Projeto que anda sem ninguém saber o status
Checkpoint sem status é só um compromisso. Solução: mantenha um quadro simples com “aguardando cliente”, “em ajuste”, “aprovado”. E amarre cada item ao prazo.
Tarefa que fica no WhatsApp e some
Quando o feedback fica disperso, você perde contexto e reabre discussões. Solução: todo feedback precisa voltar para o entregável, em um documento ou checklist único do checkpoint.
Cliente aprova tarde porque não sabe o que revisar
Se você manda um arquivo enorme sem orientação, o cliente vai demorar. Solução: destaque exatamente o que revisar, quais critérios valem e o que muda se aprovar.
Checklist de envio do checkpoint (para você não esquecer)

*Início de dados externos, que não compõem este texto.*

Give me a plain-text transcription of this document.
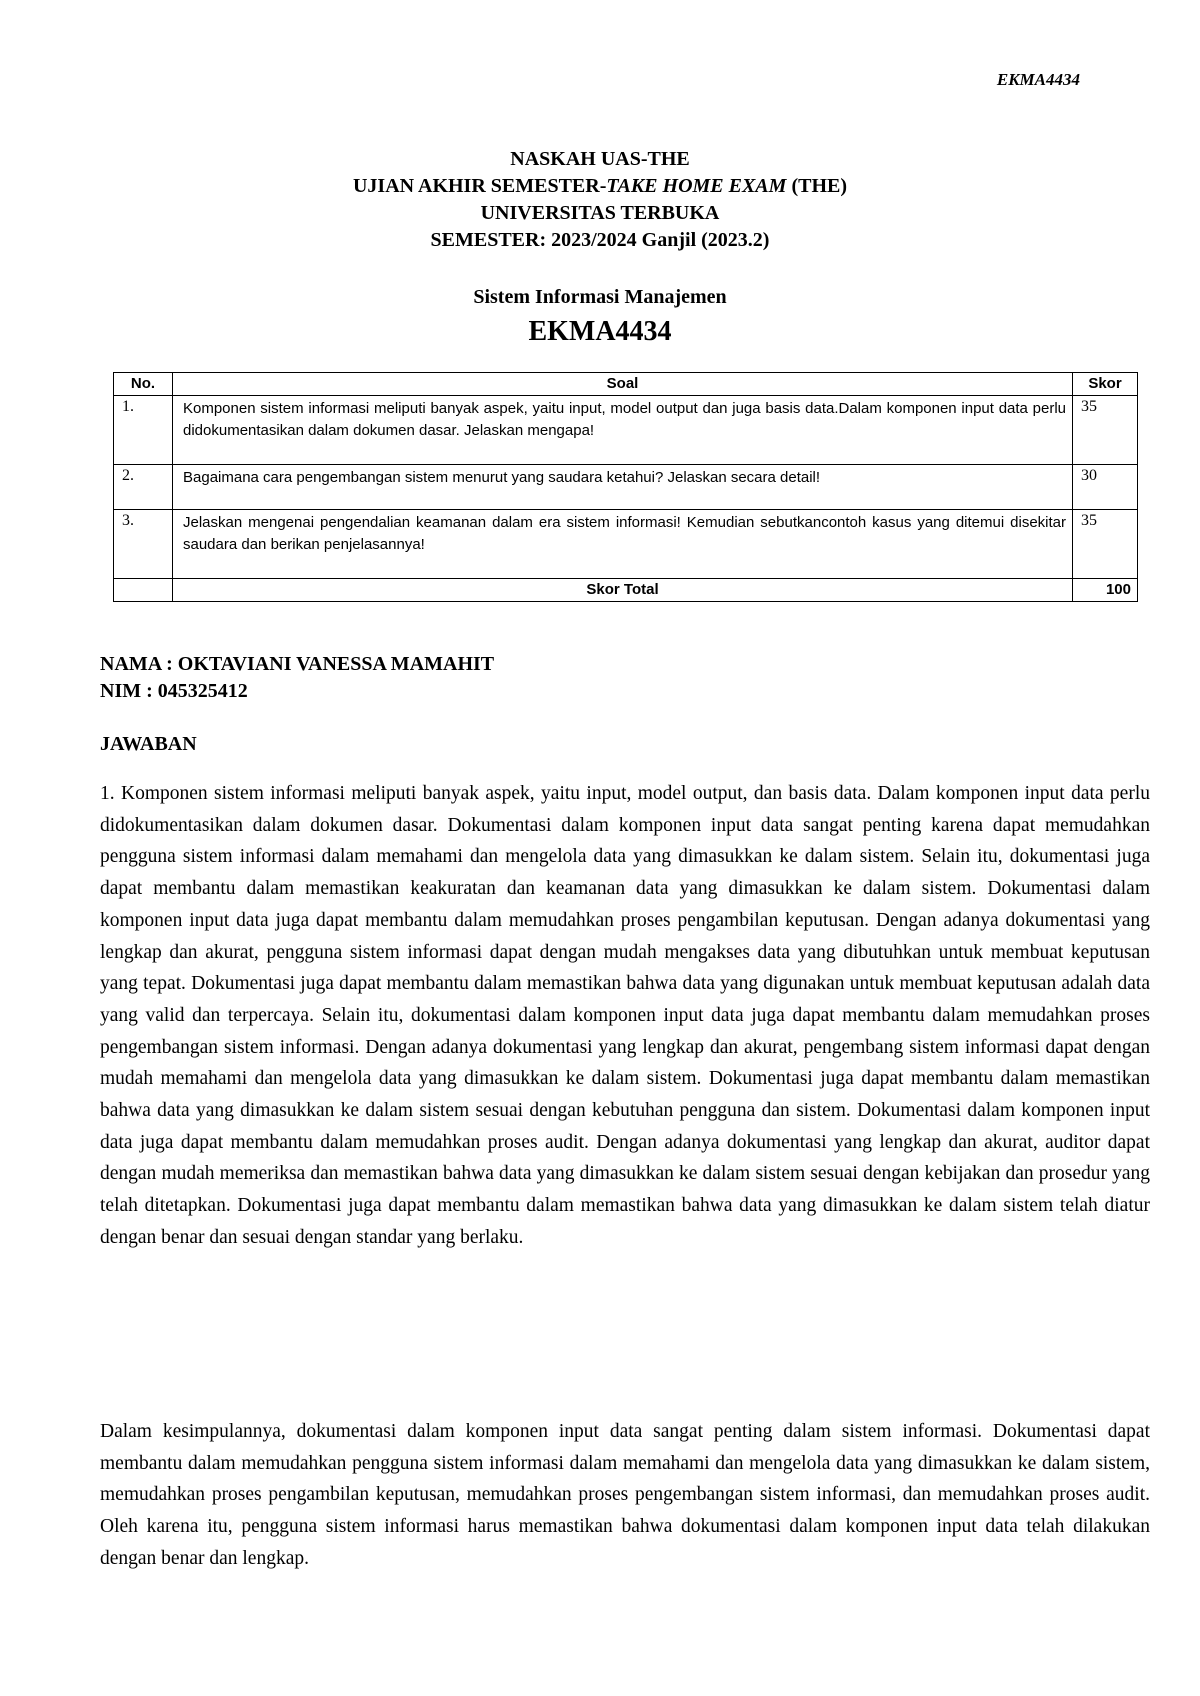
EKMA4434
NASKAH UAS-THE
UJIAN AKHIR SEMESTER-TAKE HOME EXAM (THE)
UNIVERSITAS TERBUKA
SEMESTER: 2023/2024 Ganjil (2023.2)
Sistem Informasi Manajemen
EKMA4434
No.	Soal	Skor
1.	Komponen sistem informasi meliputi banyak aspek, yaitu input, model output dan juga basis data.Dalam komponen input data perlu didokumentasikan dalam dokumen dasar. Jelaskan mengapa!	35
2.	Bagaimana cara pengembangan sistem menurut yang saudara ketahui? Jelaskan secara detail!	30
3.	Jelaskan mengenai pengendalian keamanan dalam era sistem informasi! Kemudian sebutkancontoh kasus yang ditemui disekitar saudara dan berikan penjelasannya!	35
	Skor Total	100
NAMA : OKTAVIANI VANESSA MAMAHIT
NIM : 045325412
JAWABAN

1. Komponen sistem informasi meliputi banyak aspek, yaitu input, model output, dan basis data. Dalam komponen input data perlu didokumentasikan dalam dokumen dasar. Dokumentasi dalam komponen input data sangat penting karena dapat memudahkan pengguna sistem informasi dalam memahami dan mengelola data yang dimasukkan ke dalam sistem. Selain itu, dokumentasi juga dapat membantu dalam memastikan keakuratan dan keamanan data yang dimasukkan ke dalam sistem. Dokumentasi dalam komponen input data juga dapat membantu dalam memudahkan proses pengambilan keputusan. Dengan adanya dokumentasi yang lengkap dan akurat, pengguna sistem informasi dapat dengan mudah mengakses data yang dibutuhkan untuk membuat keputusan yang tepat. Dokumentasi juga dapat membantu dalam memastikan bahwa data yang digunakan untuk membuat keputusan adalah data yang valid dan terpercaya. Selain itu, dokumentasi dalam komponen input data juga dapat membantu dalam memudahkan proses pengembangan sistem informasi. Dengan adanya dokumentasi yang lengkap dan akurat, pengembang sistem informasi dapat dengan mudah memahami dan mengelola data yang dimasukkan ke dalam sistem. Dokumentasi juga dapat membantu dalam memastikan bahwa data yang dimasukkan ke dalam sistem sesuai dengan kebutuhan pengguna dan sistem. Dokumentasi dalam komponen input data juga dapat membantu dalam memudahkan proses audit. Dengan adanya dokumentasi yang lengkap dan akurat, auditor dapat dengan mudah memeriksa dan memastikan bahwa data yang dimasukkan ke dalam sistem sesuai dengan kebijakan dan prosedur yang telah ditetapkan. Dokumentasi juga dapat membantu dalam memastikan bahwa data yang dimasukkan ke dalam sistem telah diatur dengan benar dan sesuai dengan standar yang berlaku.

Dalam kesimpulannya, dokumentasi dalam komponen input data sangat penting dalam sistem informasi. Dokumentasi dapat membantu dalam memudahkan pengguna sistem informasi dalam memahami dan mengelola data yang dimasukkan ke dalam sistem, memudahkan proses pengambilan keputusan, memudahkan proses pengembangan sistem informasi, dan memudahkan proses audit. Oleh karena itu, pengguna sistem informasi harus memastikan bahwa dokumentasi dalam komponen input data telah dilakukan dengan benar dan lengkap.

Antes de enviar, valide estes itens:
- Entregável correto (versão certa)
- Critérios de aprovação visíveis
- Prazo de retorno definido
- Decisão solicitada (Aprovado / Aprovado com ajustes / Reprovado)
- Próxima etapa explicada
- Responsáveis confirmados
Como cobrar aprovação sem virar confronto
Você não precisa “cobrar” no tom de briga. Precisa apenas de clareza e ritmo.
- Envie com antecedência e com prazo explícito.
- Faça follow-up no meio do prazo, se ainda não houve retorno.
- Quando o prazo passar, peça decisão objetiva: “Aprovado / Ajustes / Reprovado”.
Se o cliente não responder, registre. Isso protege seu controle interno e evita que o atraso vire “culpa do time”.
Modelo de texto para solicitar aprovação (copie e adapte)
Use algo assim no e-mail ou mensagem do checkpoint:
Checkpoint de aprovação: [nome do entregável]
O que revisaremos: [critérios de aprovação em 3 a 6 itens]
Decisão solicitada: Aprovado / Aprovado com ajustes / Reprovado
Prazo: retorno até [data]
Próxima etapa: após a decisão, [o que acontece em seguida]
Fechando o ciclo: como transformar feedback em controle
Quando o cliente retorna, o que define se o checkpoint funcionou é como você trata o feedback.
- Aprovado: registre e avance para a próxima etapa.
- Aprovado com ajustes: liste ajustes em bullets, com referência ao entregável, e consolide em uma nova versão.
- Reprovado: registre motivo e replaneje o que muda. Não tente “adivinhar” o que o cliente quer.
Com isso, o projeto passa a ter trilha. Você não depende de memória. Você depende de decisão registrada.
Conclusão operacional: seu objetivo é reduzir incerteza
Checkpoints de aprovação com cliente não servem para burocratizar. Eles servem para reduzir incerteza, evitar retrabalho e manter o cronograma sob controle. Comece pequeno: defina 3 checkpoints nas mudanças de fase mais importantes e rode esse modelo no próximo projeto. Você vai sentir a diferença na primeira rodada de aprovação.